Даже в мыслях не может выдержать до конца, а что будет на деле! Ох и беда!
Степка слышит мягкий скрип калитки, дробные удары каблуков о тротуар — это Виктория, которую ждет Степка, сидя на лавочке. Он ждет, когда она пойдет в библиотеку, — чтобы поговорить, объясниться, так как после случая на промысле Виктория на Степку перестала обращать внимание. Перед концом работы прошла мимо, отвернулась, сжав губы. Степка затосковал, но остановить ее не решился.
Сейчас, услышав ее шаги, Степка вскакивает, торопливо одергивает пиджак. Стуча высокими каблучками, приближается Виктория. За добрых сто шагов она замечает Степку, чуть приостанавливается, но тут же, видимо, берет себя в руки, и шаг ее становится опять таким четким, словно кто-то отбивает палочкой по барабану.

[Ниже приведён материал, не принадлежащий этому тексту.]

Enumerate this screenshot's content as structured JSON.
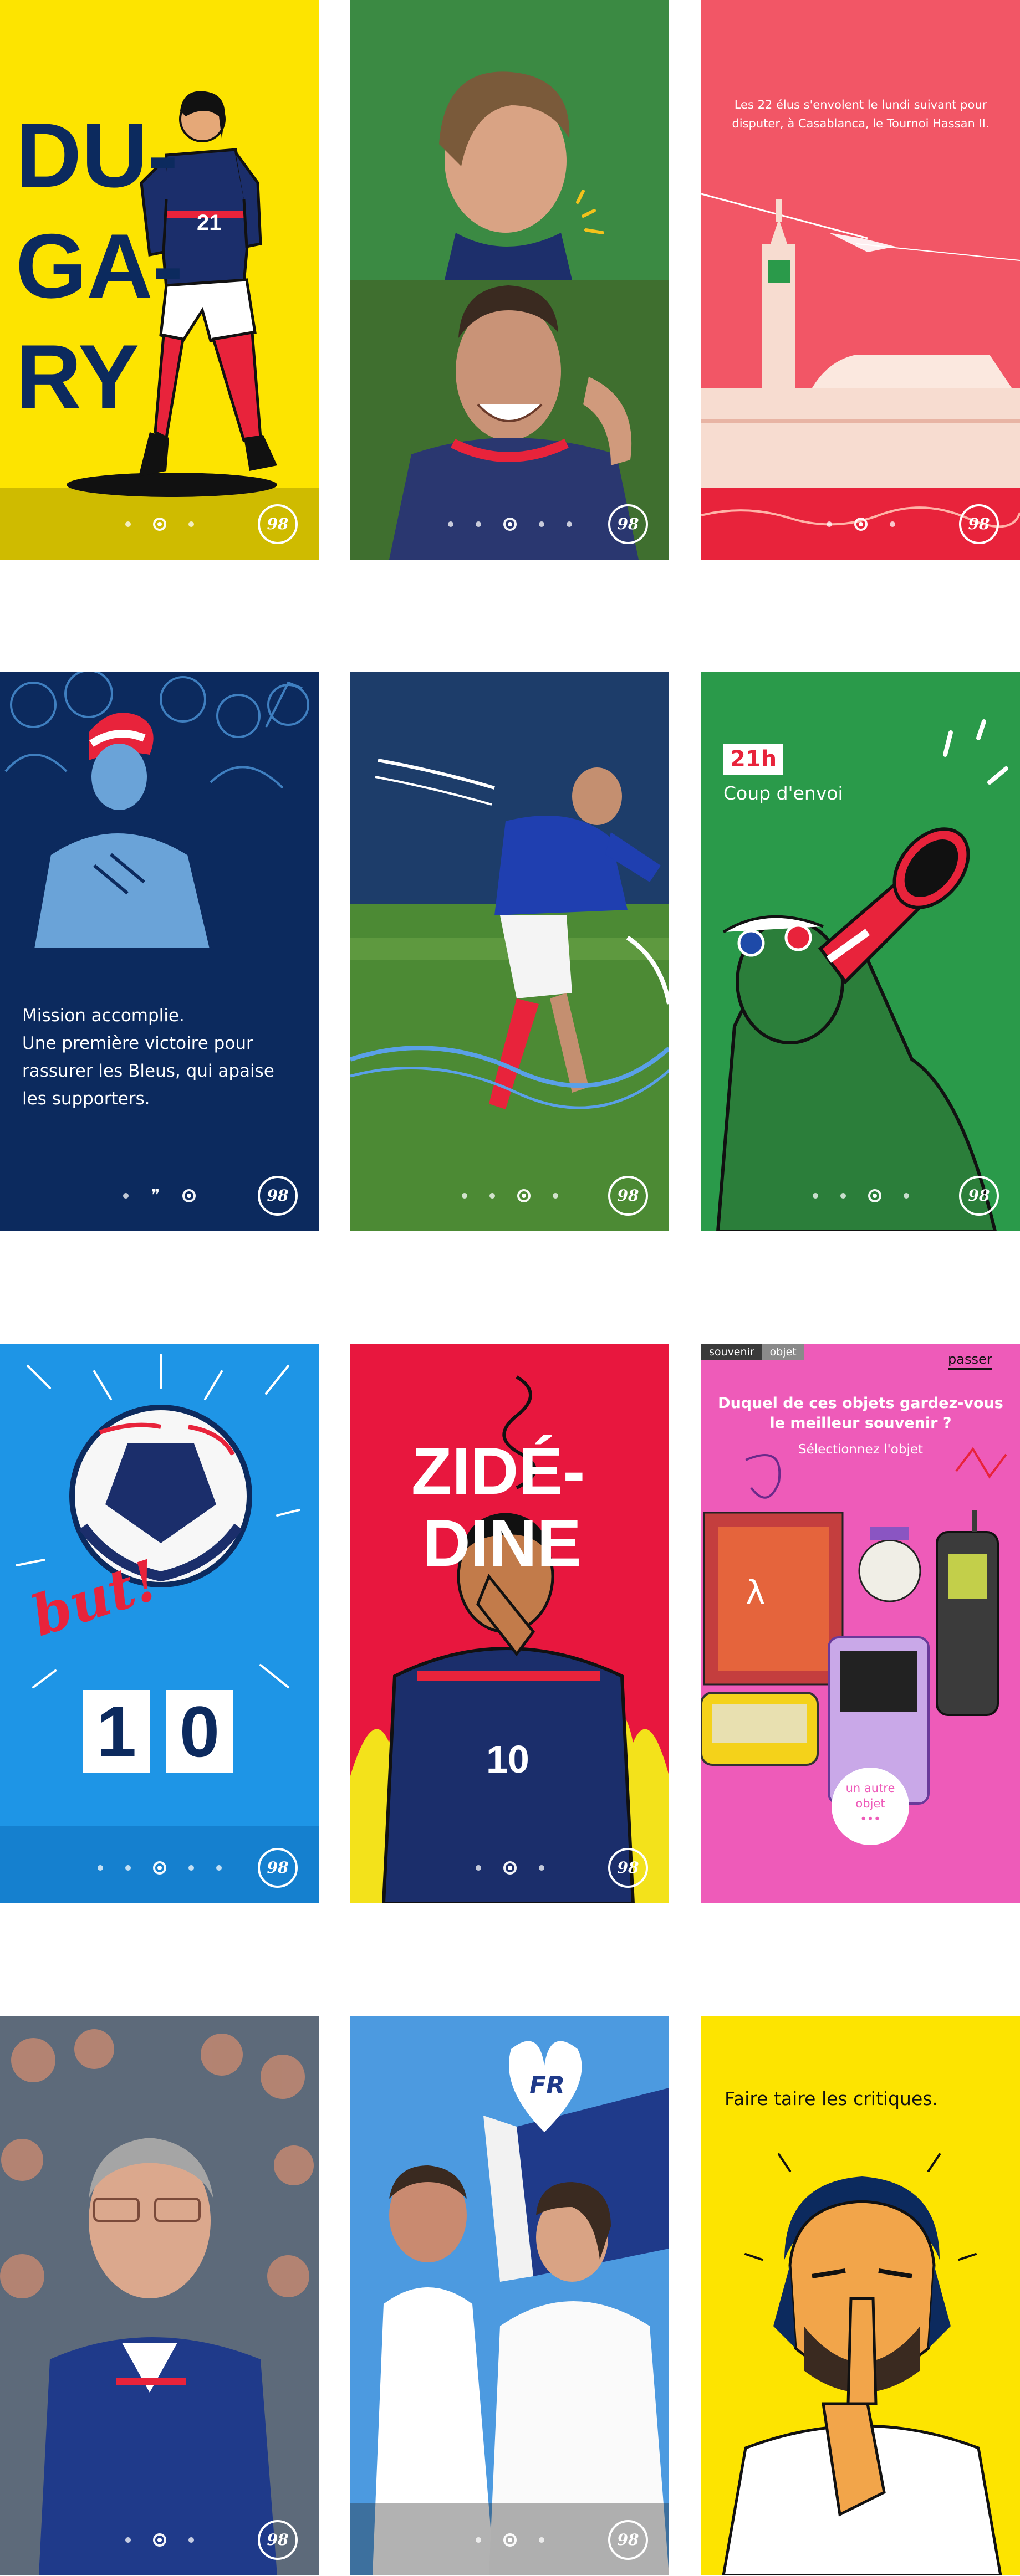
{
  "colors": {
    "yellow": "#fde400",
    "navy": "#0c2a5e",
    "red": "#e8233b",
    "coral": "#f25666",
    "green": "#2a9a4a",
    "blue": "#1e95e6",
    "pink": "#ee5bb9"
  },
  "badge": "98",
  "card1": {
    "word_line1": "DU-",
    "word_line2": "GA-",
    "word_line3": "RY",
    "jersey": "21"
  },
  "card3": {
    "text": "Les 22 élus s'envolent le lundi suivant pour disputer, à Casablanca, le Tournoi Hassan II."
  },
  "card4": {
    "line1": "Mission accomplie.",
    "line2": "Une première victoire pour",
    "line3": "rassurer les Bleus, qui apaise",
    "line4": "les supporters.",
    "quote_mark": "❞"
  },
  "card6": {
    "time": "21h",
    "caption": "Coup d'envoi"
  },
  "card7": {
    "but": "but!",
    "digit1": "1",
    "digit2": "0"
  },
  "card8": {
    "word_line1": "ZIDÉ-",
    "word_line2": "DINE",
    "jersey": "10"
  },
  "card9": {
    "tab1": "souvenir",
    "tab2": "objet",
    "skip": "passer",
    "question": "Duquel de ces objets gardez-vous le meilleur souvenir ?",
    "instruction": "Sélectionnez l'objet",
    "other1": "un autre",
    "other2": "objet",
    "other3": "•••"
  },
  "card11": {
    "heart_label": "FR"
  },
  "card12": {
    "text": "Faire taire les critiques."
  }
}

— Добрый вечер! — смущенно говорит Степка.
— Добрый вечер! — хмуро отвечает она.
— Куда пошла, Виктория?
— Ты же знаешь, в библиотеку.
Больше Степке ни сказать, ни спросить нечего. Он стоит возле тротуара, а Виктория — на тротуаре. От этого она на две головы выше Степки, и он поглядывает на нее снизу вверх и кажется особенно смущенным, растерянным.
— Я слушаю. — Виктория вздергивает голову.
— Виктория! — Степка встает одной ногой на тротуар. — Я, конечно, виноват, но… Я сам переживаю! Я не хотел!
— Чего не хотел?
— Запутывать невод…
— Ах, вот как! Ты не хотел!
— Конечно… я нечаянно…
Виктория держит книги, и ее тонкие пальцы в черной перчатке дробно, нервно постукивают по корешку. К Степке она повернула только голову, корпус ее устремлен вперед.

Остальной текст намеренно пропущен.